At Pierce’s words, Bryce sharpened his eyes on the face across the table. There was a touch of seriousness in those words; more like a statement than a suggestion.
Pierce smiled wryly and took a vial out of his pocket and poured it into his drink. He spun the empty bottle between thumb and fingers.
“We owe ourselves some fun,” Pierce repeated. “We’ve nothing on the fire tonight, nothing to do that’s crucial. It’s a good night to experiment.”

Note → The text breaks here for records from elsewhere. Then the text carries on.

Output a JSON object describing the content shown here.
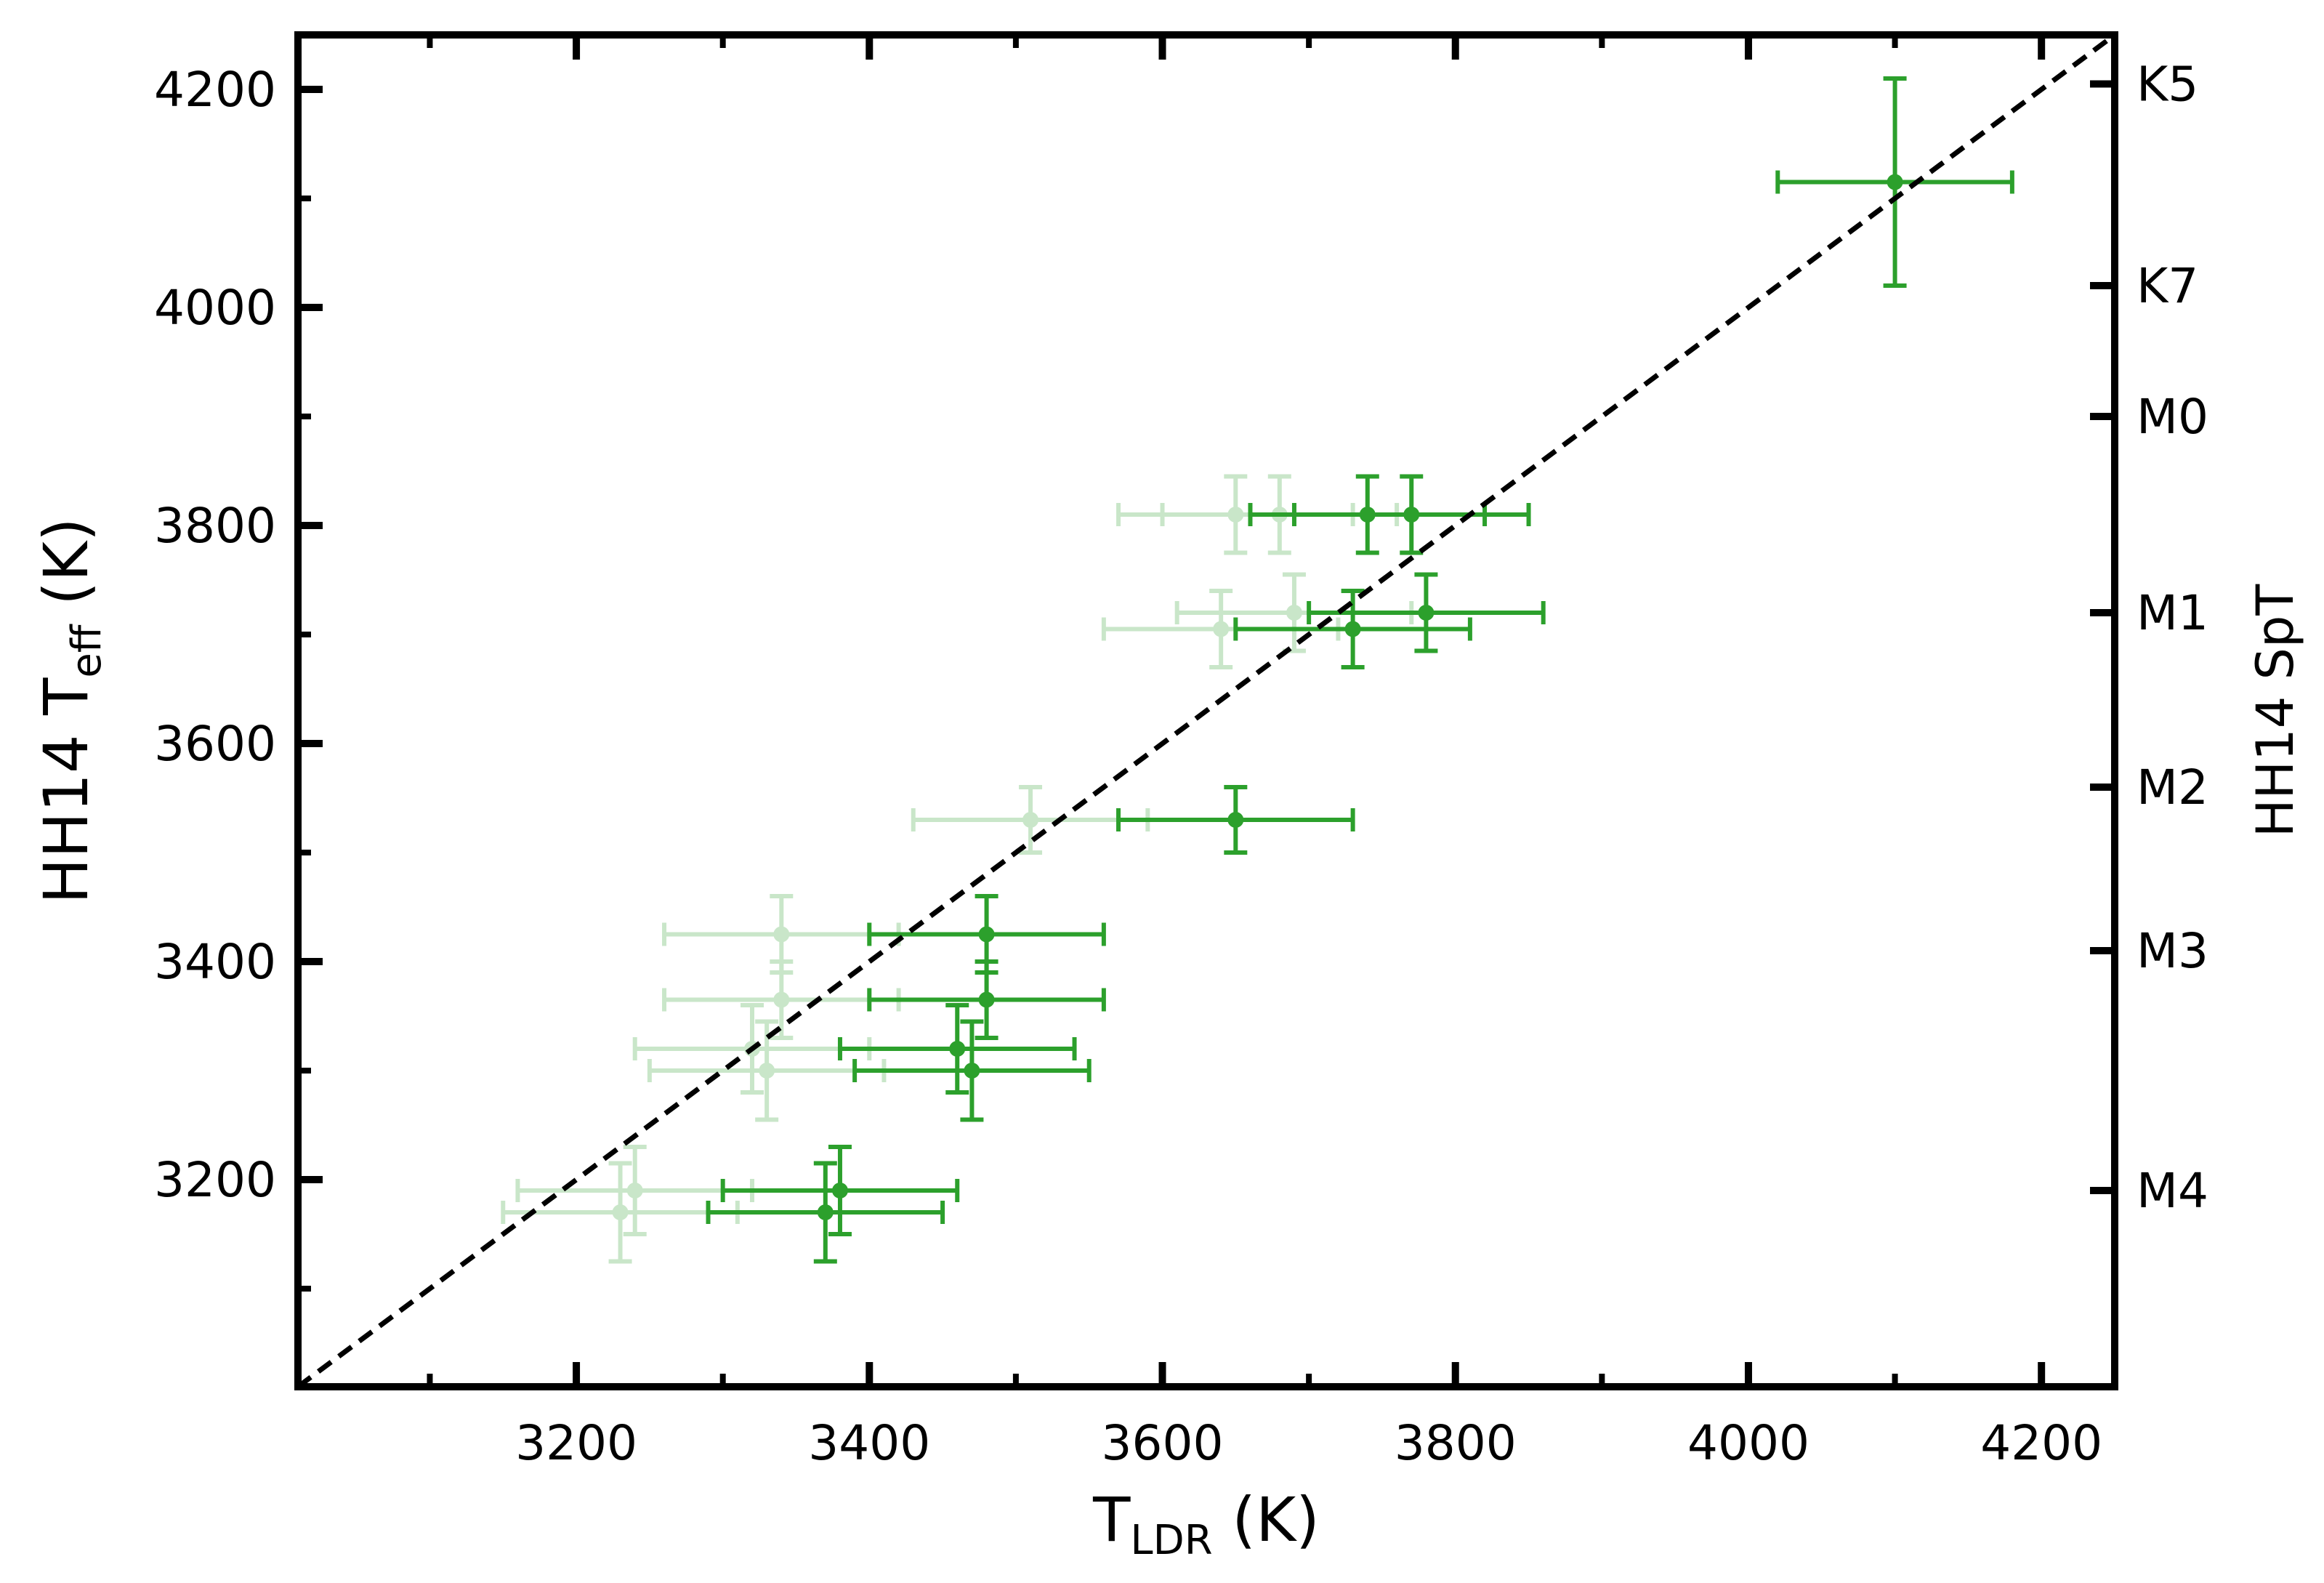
{
  "chart_data": {
    "type": "scatter",
    "xlabel": {
      "main": "T",
      "sub": "LDR",
      "rest": " (K)"
    },
    "ylabel": {
      "main": "HH14 T",
      "sub": "eff",
      "rest": " (K)"
    },
    "y2label": "HH14 SpT",
    "xlim": [
      3010,
      4250
    ],
    "ylim": [
      3010,
      4250
    ],
    "xticks": [
      3200,
      3400,
      3600,
      3800,
      4000,
      4200
    ],
    "yticks": [
      3200,
      3400,
      3600,
      3800,
      4000,
      4200
    ],
    "xticks_minor": [
      3100,
      3300,
      3500,
      3700,
      3900,
      4100
    ],
    "yticks_minor": [
      3100,
      3300,
      3500,
      3700,
      3900,
      4100
    ],
    "right_ticks": [
      {
        "label": "K5",
        "value": 4205
      },
      {
        "label": "K7",
        "value": 4020
      },
      {
        "label": "M0",
        "value": 3900
      },
      {
        "label": "M1",
        "value": 3720
      },
      {
        "label": "M2",
        "value": 3560
      },
      {
        "label": "M3",
        "value": 3410
      },
      {
        "label": "M4",
        "value": 3190
      }
    ],
    "one_to_one_line": true,
    "grid": false,
    "colors": {
      "series": "#2ca02c",
      "line": "#000000"
    },
    "series": [
      {
        "opacity": 1.0,
        "points": [
          {
            "x": 4100,
            "y": 4115,
            "xerr": 80,
            "yerr": 95
          },
          {
            "x": 3740,
            "y": 3810,
            "xerr": 80,
            "yerr": 35
          },
          {
            "x": 3770,
            "y": 3810,
            "xerr": 80,
            "yerr": 35
          },
          {
            "x": 3780,
            "y": 3720,
            "xerr": 80,
            "yerr": 35
          },
          {
            "x": 3730,
            "y": 3705,
            "xerr": 80,
            "yerr": 35
          },
          {
            "x": 3650,
            "y": 3530,
            "xerr": 80,
            "yerr": 30
          },
          {
            "x": 3480,
            "y": 3425,
            "xerr": 80,
            "yerr": 35
          },
          {
            "x": 3480,
            "y": 3365,
            "xerr": 80,
            "yerr": 35
          },
          {
            "x": 3460,
            "y": 3320,
            "xerr": 80,
            "yerr": 40
          },
          {
            "x": 3470,
            "y": 3300,
            "xerr": 80,
            "yerr": 45
          },
          {
            "x": 3380,
            "y": 3190,
            "xerr": 80,
            "yerr": 40
          },
          {
            "x": 3370,
            "y": 3170,
            "xerr": 80,
            "yerr": 45
          }
        ]
      },
      {
        "opacity": 0.25,
        "points": [
          {
            "x": 3650,
            "y": 3810,
            "xerr": 80,
            "yerr": 35
          },
          {
            "x": 3680,
            "y": 3810,
            "xerr": 80,
            "yerr": 35
          },
          {
            "x": 3690,
            "y": 3720,
            "xerr": 80,
            "yerr": 35
          },
          {
            "x": 3640,
            "y": 3705,
            "xerr": 80,
            "yerr": 35
          },
          {
            "x": 3510,
            "y": 3530,
            "xerr": 80,
            "yerr": 30
          },
          {
            "x": 3340,
            "y": 3425,
            "xerr": 80,
            "yerr": 35
          },
          {
            "x": 3340,
            "y": 3365,
            "xerr": 80,
            "yerr": 35
          },
          {
            "x": 3320,
            "y": 3320,
            "xerr": 80,
            "yerr": 40
          },
          {
            "x": 3330,
            "y": 3300,
            "xerr": 80,
            "yerr": 45
          },
          {
            "x": 3240,
            "y": 3190,
            "xerr": 80,
            "yerr": 40
          },
          {
            "x": 3230,
            "y": 3170,
            "xerr": 80,
            "yerr": 45
          }
        ]
      }
    ]
  }
}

The warm voice waves lapping at Bryce’s mind suddenly receded and left a chill. With instinctive wariness he thought of hypnotics and single-shot addictors.
Pierce couldn’t have missed the emotionless freeze on the other’s face. Still twirling the vial casually, he began to explain. It was a new drug, he said, found being used by a tribe in Central Africa. “I’ve heard of it for some time and what you mentioned a little while back reminded me of it.”
Bryce caught the hidden reference. Central Africa—and the Manoba group. So Pierce had not dismissed the mind hunter from his thoughts as a problem to be easily dealt with.
“It’s still in the testing stage,” Pierce added. “But some of it is circulating among medical students. The tests have interesting effects. And, as I say, tonight’s a good night to experiment, it’s called B’nyab i’io.”
The chill in Bryce’s head and spine was thawing out. “You’re not conning me?” He said it with a grin, but there was an edge to the question which demanded an answer.
Pierce gave it to him, for a brief moment deadly serious. “You couldn’t get addicted if you swam in it.”
Bryce believed him. He stared at the glass. “What does it do to the I.Q.? We’ve got to collect some information here and there this evening. I want to be able to read and talk.” He smiled crookedly. “No worse than usual, that is.”
“Either raises the I.Q. or leaves it alone.”
“What’s the effect?”
“It affects different people different ways. After hearing the reports I’d like to see how it hits us.” Pierce pushed it towards him, grinning. “Leave half for me.”
Bryce’s wary thoughts touched poison and immunity and murder, but inwardly he began to scoff at his own habits of suspicion. However, before he could reach for the glass, Pierce had given a short snort as though in recognition of his presumptuousness and drank his own share first.
Then Bryce raised the cold glass to his lips.
As he put it down he could feel the change beginning to spread through his blood, warming and relaxing, bringing closer the memories of pleasure and good times. The restaurant was now completely seductive, with the surf of voices pleasant in his ears, calling to him to join the world and its offers of uncomplicated pleasures. He felt himself blending with the ethereal background mixture of light and sound.